Le Règne animal


Le Règne animal
2023
Thomas Cailley

Le cinéma fantastique est des plus rares en France, et c’est logique tant les investisseurs ont de quoi être frileux : les quasi seuls films rentables en France sont des comédies, pour peu qu’on les trouve au milieu de toutes les productions américaines qui trustent le haut des charts (dans le top 30 de 2023, en dehors des comédies françaises, films d’animation ou blockbusters américains, seuls deux films d’aventures français, et tout en bas du classement Anatomie d’une chute, l’anomalie). Malgré des critiques dithyrambiques, des vacances de la Toussaint très favorables permettant un maintient quasi parfait un mois durant, Le Règne animal a su arracher un succès d’estime, mais ne déroge pas à la règle : 1,1 millions d’entrées pour 16 millions d’euros de budget, soit la moitié de ce qu’il aurait dû faire pour atteindre l’équilibre. Si la démarche d’un tel projet est louable, il faut dire que le résultat n’est clairement pas tout public.

Et si la nature animale de l’homme se réveillait ? C’est justement le fléau qui ravage l’humanité : une mutation d’origine inconnue plonge notre monde dans le chaos en transformant certaines personnes en bêtes, jusqu’à perdre toute notion de civilisation. Pour rester proche de sa femme qui a subit ce changement, François (Romain Duris) va partir dans le Sud de la France avec son fils (Paul Kircher) pour se rapprocher d’elle, un centre pour « monstres » y ayant ouvert.

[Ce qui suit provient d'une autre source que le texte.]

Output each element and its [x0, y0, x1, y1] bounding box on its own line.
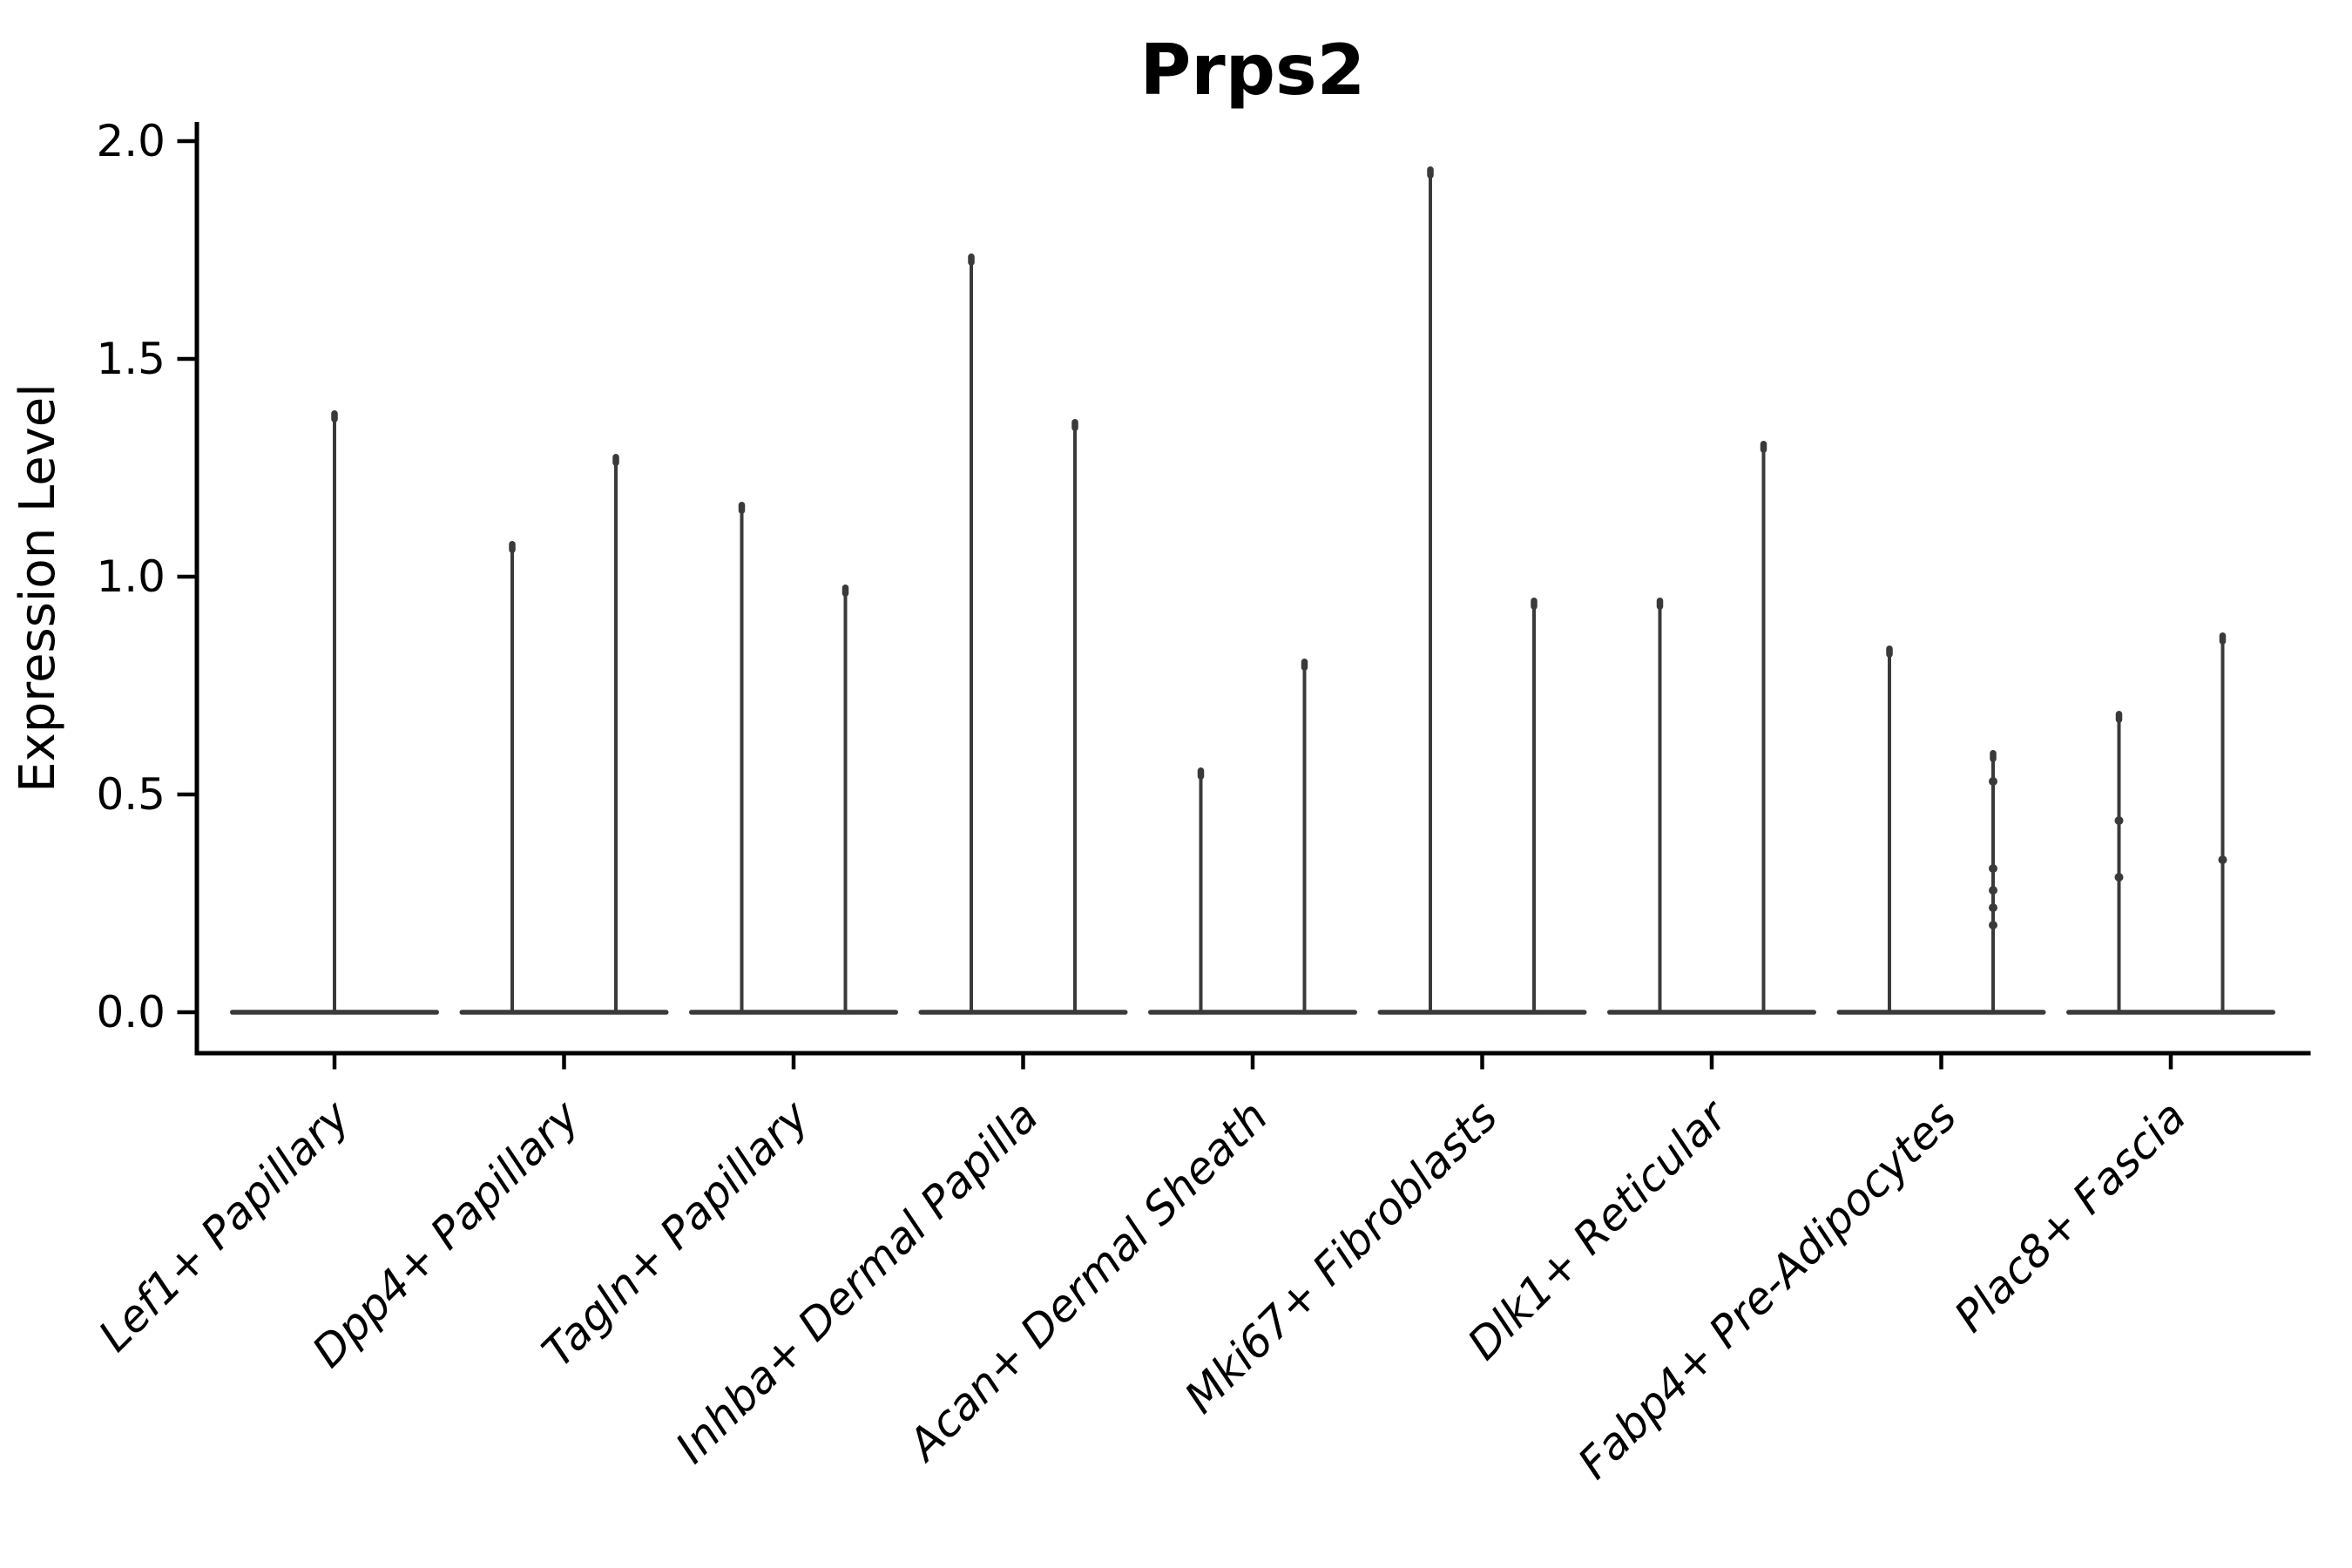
y-tick-label: 2.0 [96, 116, 166, 166]
violin-spike-cap [1197, 767, 1205, 780]
x-tick [332, 1055, 337, 1070]
violin-spike [1302, 659, 1307, 1012]
x-tick [562, 1055, 566, 1070]
jitter-point [1989, 777, 1997, 786]
violin-baseline [689, 1010, 898, 1015]
violin-baseline [459, 1010, 669, 1015]
jitter-point [1989, 921, 1997, 929]
violin-spike-cap [968, 253, 975, 266]
y-tick-label: 0.5 [96, 769, 166, 820]
jitter-point [2114, 873, 2124, 882]
violin-spike-cap [1760, 441, 1767, 453]
x-tick-label: Lef1+ Papillary [89, 1090, 360, 1361]
violin-spike [614, 455, 618, 1012]
violin-baseline [918, 1010, 1128, 1015]
x-tick [2168, 1055, 2173, 1070]
violin-spike [1991, 751, 1995, 1012]
jitter-point [2114, 816, 2124, 825]
jitter-point [1989, 886, 1997, 895]
x-tick-label: Plac8+ Fascia [1945, 1091, 2196, 1342]
violin-spike-cap [841, 585, 849, 597]
y-tick [177, 1010, 195, 1015]
violin-spike-cap [509, 541, 516, 553]
violin-spike-cap [1427, 166, 1434, 179]
jitter-point [1989, 864, 1997, 873]
jitter-point [2218, 855, 2227, 864]
violin-spike-cap [1990, 750, 1997, 762]
y-tick-label: 1.0 [96, 551, 166, 602]
violin-spike [740, 503, 744, 1012]
x-tick [1939, 1055, 1943, 1070]
violin-spike-cap [1071, 419, 1078, 431]
violin-spike [1532, 598, 1536, 1012]
violin-baseline [1377, 1010, 1587, 1015]
violin-spike-cap [1301, 659, 1308, 671]
violin-spike [510, 542, 514, 1012]
violin-baseline [1836, 1010, 2046, 1015]
violin-spike [1199, 768, 1203, 1012]
violin-spike [2117, 712, 2121, 1012]
violin-spike-cap [738, 502, 746, 514]
chart-title: Prps2 [1140, 30, 1366, 111]
violin-baseline [1148, 1010, 1357, 1015]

J’avais clairement envie d’y croire et de donner raison à l’engouement général, et par principe il faut encourager ce genre d’ambition qui ne peut qu’enrichir le paysage cinématographique. Et par bien des aspects, le film est une franche réussite, revisitant le mythe d’un monde divisé à la X-Men à la sauce « retour à la nature ». L’amourette du fils touchante, les effets spéciaux dans l’ensemble plutôt convaincants, et il faut saluer le travail sur la musique, littéralement haletante. Pour autant, beaucoup de points m’ont dérangé : pas d’explications sur le pourquoi du comment, une Adèle Exarchopoulos d’habitude parfaite mais cette fois carrément effacée, l’évolution physique de la mutation est trop peu traitée (on a soit les premiers symptômes, soit une forme déjà totale), des soucis de rythme (peu de changements, puis une accélération très brutale en toute fin) ou encore une foire aux monstres assez glauque (on se croirait dans Splice par moments) dans sa direction artistique, créant quelques soucis de débat. Là où X-Men était plus un film politique faisant écho à la Guerre Froide où deux camps pas vraiment identifiés ont peur d’une force qui les dépasse ou qu’ils souhaiteraient contrôler, justifiant à la fois la peur de se dévoiler d’un côté et la peur de citoyens dangereux de l’autre, le bilan est ici inversé. Alors même que toute forme d’humanité semble disparaître au bout d’un moment chez la personne mutante, il semblerait que ce retour à la nature soit quasi euphorique. Mais de fait, cette déshumanisation les rend dangereux, et c’est prouvé à plusieurs reprises, justifiant les appréhension de beaucoup, or le film le traite comme du racisme. Donc soit le film ne comprend pas ce qu’il fait, soit il le fait mal, mais dans les deux cas c’est incohérent. Il est bon de vouloir proposer quelque chose de radicalement différent dans une industrie française trop précautionneuse, mais j’ai eu un peu de mal à rentrer dedans.